The thiol crosslinking agent diamide overcomes the apoptosis-inhibitory effect of Bcl-2 by enforcing mitochondrial permeability transition

Abstract
In several different cell lines, Bcl-2 prevents the induction of apoptosis (DNA fragmentation, PARP cleavage, phosphatidylserine exposure) by the pro-oxidant ter-butylhydroperoxide (t-BHP) but has no cytoprotective effect when apoptosis is induced by the thiol crosslinking agent diazenedicarboxylic acid bis 5N,N-dimethylamide (diamide). Both t-BHP and diamide cause a disruption of the mitochondrial transmembrane potential ΔΨm that is not inhibited by the broad spectrum caspase inhibitor Z-VAD.fmk, although Z-VAD.fmk does prevent nuclear DNA fragmentation and poly(ADP-ribose) polymerase cleavage in these models. Bcl-2 stabilizes the ΔΨm of t-BHP-treated cells but has no inhibitory effect on the ΔΨm collapse induced by diamide. As compared to normal controls, isolated mitochondria from Bcl-2 overexpressing cells are relatively resistant to the induction of ΔΨm disruption by t-BHP in vitro. Such Bcl-2 overexpressing mitochondria also fail to release apoptosis-inducing factor (AIF) and cytochrome c from the intermembrane space, whereas control mitochondria not overexpressing Bcl-2 do liberate AIF and cytochrome c in response to t-BHP. In contrast, Bcl-2 does not confer protection against diamide-triggered ΔΨm collapse and the release of AIF and cytochrome c.

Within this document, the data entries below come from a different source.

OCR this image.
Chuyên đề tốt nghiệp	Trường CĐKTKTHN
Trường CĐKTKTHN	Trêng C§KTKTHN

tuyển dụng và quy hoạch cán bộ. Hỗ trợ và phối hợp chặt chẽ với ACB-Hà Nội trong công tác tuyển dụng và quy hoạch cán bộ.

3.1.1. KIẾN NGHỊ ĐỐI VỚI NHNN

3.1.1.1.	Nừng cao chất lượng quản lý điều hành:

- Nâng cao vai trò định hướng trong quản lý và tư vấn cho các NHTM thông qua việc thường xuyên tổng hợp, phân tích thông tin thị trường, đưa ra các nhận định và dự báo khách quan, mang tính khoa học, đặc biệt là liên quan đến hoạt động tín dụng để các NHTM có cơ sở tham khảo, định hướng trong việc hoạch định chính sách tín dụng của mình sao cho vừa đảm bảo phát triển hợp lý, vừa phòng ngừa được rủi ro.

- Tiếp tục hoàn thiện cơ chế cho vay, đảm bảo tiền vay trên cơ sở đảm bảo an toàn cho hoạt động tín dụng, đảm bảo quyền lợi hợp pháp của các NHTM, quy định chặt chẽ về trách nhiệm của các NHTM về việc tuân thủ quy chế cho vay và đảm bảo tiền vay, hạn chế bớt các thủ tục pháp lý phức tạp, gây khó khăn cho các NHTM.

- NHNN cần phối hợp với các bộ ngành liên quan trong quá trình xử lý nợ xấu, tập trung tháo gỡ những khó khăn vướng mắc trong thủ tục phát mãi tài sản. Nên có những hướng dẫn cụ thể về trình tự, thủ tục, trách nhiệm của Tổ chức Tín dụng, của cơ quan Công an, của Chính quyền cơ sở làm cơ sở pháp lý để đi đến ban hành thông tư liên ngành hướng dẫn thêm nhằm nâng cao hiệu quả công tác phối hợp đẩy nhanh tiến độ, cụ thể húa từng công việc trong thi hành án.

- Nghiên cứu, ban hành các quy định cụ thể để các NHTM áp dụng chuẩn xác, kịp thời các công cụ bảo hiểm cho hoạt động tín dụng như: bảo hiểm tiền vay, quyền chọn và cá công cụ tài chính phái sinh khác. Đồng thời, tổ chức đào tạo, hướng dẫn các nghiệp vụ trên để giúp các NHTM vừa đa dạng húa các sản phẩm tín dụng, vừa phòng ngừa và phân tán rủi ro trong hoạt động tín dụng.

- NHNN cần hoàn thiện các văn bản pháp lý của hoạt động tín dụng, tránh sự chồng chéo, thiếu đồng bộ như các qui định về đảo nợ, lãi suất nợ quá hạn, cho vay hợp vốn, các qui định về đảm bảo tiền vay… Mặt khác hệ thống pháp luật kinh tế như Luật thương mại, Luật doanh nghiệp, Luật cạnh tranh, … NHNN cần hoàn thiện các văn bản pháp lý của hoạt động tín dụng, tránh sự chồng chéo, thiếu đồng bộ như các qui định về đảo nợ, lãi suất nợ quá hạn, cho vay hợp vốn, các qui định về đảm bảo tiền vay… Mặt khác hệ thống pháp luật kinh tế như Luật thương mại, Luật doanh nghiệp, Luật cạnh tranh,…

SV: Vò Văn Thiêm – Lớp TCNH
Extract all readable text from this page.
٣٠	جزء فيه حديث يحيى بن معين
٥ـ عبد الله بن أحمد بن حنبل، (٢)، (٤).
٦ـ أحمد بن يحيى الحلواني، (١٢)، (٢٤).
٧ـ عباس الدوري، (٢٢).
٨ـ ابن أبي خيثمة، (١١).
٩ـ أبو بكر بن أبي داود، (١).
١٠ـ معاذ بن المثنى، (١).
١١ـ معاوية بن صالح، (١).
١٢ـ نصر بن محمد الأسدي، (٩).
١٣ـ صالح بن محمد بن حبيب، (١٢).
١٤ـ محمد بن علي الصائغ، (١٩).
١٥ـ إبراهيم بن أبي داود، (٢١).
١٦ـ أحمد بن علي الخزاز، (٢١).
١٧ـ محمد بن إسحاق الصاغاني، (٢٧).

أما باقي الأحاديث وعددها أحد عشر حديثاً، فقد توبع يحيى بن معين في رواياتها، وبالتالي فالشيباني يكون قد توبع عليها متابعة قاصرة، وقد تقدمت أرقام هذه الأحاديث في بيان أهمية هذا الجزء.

This indicates that Bcl-2 suppresses the permeability transition (PT) and the associated release of intermembrane proteins induced by t-BHP but not by diamide. To further investigate the mode of action of Bcl-2, semi-purified PT pore complexes were reconstituted in liposomes in a cell-free, organelle-free system. Recombinant Bcl-2 or Bcl-XL proteins augment the resistance of reconstituted PT pore complexes to pore opening induced by t-BHP. In contrast, mutated Bcl-2 proteins which have lost their cytoprotective potential also lose their PT-modulatory capacity. Again, Bcl-2 fails to confer protection against diamide in this experimental system. The reconstituted PT pore complex itself cannot release cytochrome c encapsulated into liposomes. Altogether these data suggest that pro-oxidants, thiol-reactive agents, and Bcl-2 can regulate the PT pore complex in a direct fashion, independently from their effects on cytochrome c. Furthermore, our results suggest a strategy for inducing apoptosis in cells overexpressing apoptosis-inhibitory Bcl-2 analogs.